Uma grande inversão na ordem das coisas está para acontecer. De acordo com Lucas 6:20s., os pobres ficarão felizes, os famintos serão saciados e os que choram rirão. Só a vinda do reino de Deus pode gerar o poder de produzir tal miraculosa reviravolta no mundo humano. No entanto, o propósito de tais eventos-sinal é apontar para a vinda de Deus e do domínio de Deus, e não focalizar uma nova ordem social como bem último em si mesma.

Na mensagem de Jesus, o reino de Deus nunca deixa de ser mistério. Ele nunca ofereceu uma definição ou uma descrição direta. A ética de Jesus está carregada de pressuposições escatológicas; ela faz sentido como uma moralidade que prefigura a nova realidade do reino de Deus que se aproxima. Quando posta em operação num contexto terreno, a ética de Jesus visa funcionar como sinal do reino que vem.
Seu propósito não era transmitir informação sobre o reino, como outros visionários apocalípticos tinham feito com vívidos detalhes. Era, antes, convencer seus ouvintes de que estava mais do que na hora de se aprontar para a vinda de Deus.

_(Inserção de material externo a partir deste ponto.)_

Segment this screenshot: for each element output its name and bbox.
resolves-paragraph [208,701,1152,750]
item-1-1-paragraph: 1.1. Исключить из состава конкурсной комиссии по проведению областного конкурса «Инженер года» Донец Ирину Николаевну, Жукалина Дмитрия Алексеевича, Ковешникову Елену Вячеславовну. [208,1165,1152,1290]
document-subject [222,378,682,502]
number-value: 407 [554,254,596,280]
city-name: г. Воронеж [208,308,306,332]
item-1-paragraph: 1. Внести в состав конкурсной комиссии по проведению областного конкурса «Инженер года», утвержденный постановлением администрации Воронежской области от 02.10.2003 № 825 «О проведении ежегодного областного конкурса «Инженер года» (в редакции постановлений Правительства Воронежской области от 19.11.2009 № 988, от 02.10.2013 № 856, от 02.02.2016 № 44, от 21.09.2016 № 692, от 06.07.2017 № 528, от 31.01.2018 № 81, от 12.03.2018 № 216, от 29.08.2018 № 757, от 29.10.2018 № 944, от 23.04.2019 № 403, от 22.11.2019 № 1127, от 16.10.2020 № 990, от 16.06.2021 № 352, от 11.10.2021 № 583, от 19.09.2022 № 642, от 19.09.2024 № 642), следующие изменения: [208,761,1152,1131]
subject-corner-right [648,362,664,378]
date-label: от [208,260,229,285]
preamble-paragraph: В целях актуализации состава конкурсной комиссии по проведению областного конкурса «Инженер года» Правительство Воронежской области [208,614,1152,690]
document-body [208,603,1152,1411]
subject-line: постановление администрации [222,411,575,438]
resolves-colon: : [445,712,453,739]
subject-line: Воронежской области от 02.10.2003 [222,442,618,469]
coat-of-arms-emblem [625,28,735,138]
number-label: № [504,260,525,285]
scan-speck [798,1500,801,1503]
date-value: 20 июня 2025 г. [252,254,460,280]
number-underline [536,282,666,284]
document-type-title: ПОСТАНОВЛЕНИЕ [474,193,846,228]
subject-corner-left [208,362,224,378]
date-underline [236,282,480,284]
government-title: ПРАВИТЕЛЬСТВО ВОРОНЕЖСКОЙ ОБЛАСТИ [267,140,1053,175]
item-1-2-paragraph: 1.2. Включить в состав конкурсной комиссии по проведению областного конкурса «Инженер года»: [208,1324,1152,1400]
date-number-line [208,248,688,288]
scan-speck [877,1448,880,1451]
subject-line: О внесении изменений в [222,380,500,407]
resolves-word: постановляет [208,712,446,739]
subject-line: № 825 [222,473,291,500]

Um dos mais acalorados debates da moderna pesquisa do N.T. tem girado em torno da pergunta se Jesus esperava a chegada do reino no futuro muito próximo ou se já estava sendo realizado no presente. A maioria dos especialistas concorda, todavia, que, decididamente, a maior parte das passagens que podem ser atribuídas ao Jesus histórico retrata o reino de Deus como uma grandeza que chegou tão perto que tem um impacto presente.

Jesus olhava para a frente, para a salvação que o reino vindouro traria; a igreja primitiva olhava para trás, para ele como o Cristo que já tinha tornado o reino presente. Não obstante essa orientação para o passado, a igreja primitiva também se voltava para a frente, esperando uma consumação futura.

As curas milagrosas e os exorcismos de demônios por ele praticados eram sinais adiantados do reino que vem. Obviamente, o reino de Deus ainda não tinha sido estabelecido aqui e agora. Agora há pessoas pobres e famintas. Quando o reino vier, sua miséria será removida. Agora elas sofrem; em breve exultarão.
Quem ensina que o reino já foi realizado no tempo de Jesus transforma numa farsa o amor de Jesus pelos pobres, oprimidos, famintos, enlutados, doentes, sobrecarregados, alienados, etc. Jesus prometeu a todas essas pessoas que o reino viria em breve para mudar sua sina.

Daqui surge uma outra questão, Jesus não era um quietista, oferecendo consolo barato às pessoas cuja situação deplorava, mas em relação à qual nada fazia. Há cristãos que querem tomar a cruz e seguir Jesus, porém não têm esperança de alterar as condições que criam pobreza e opressão. Recomendando sofrimento paciente neste mundo, prometem uma recompensa celestial no outro mundo. Mas, Jesus, pelo contrário, fez o que pode para trazer o poder do domínio de Deus aqui para a terra.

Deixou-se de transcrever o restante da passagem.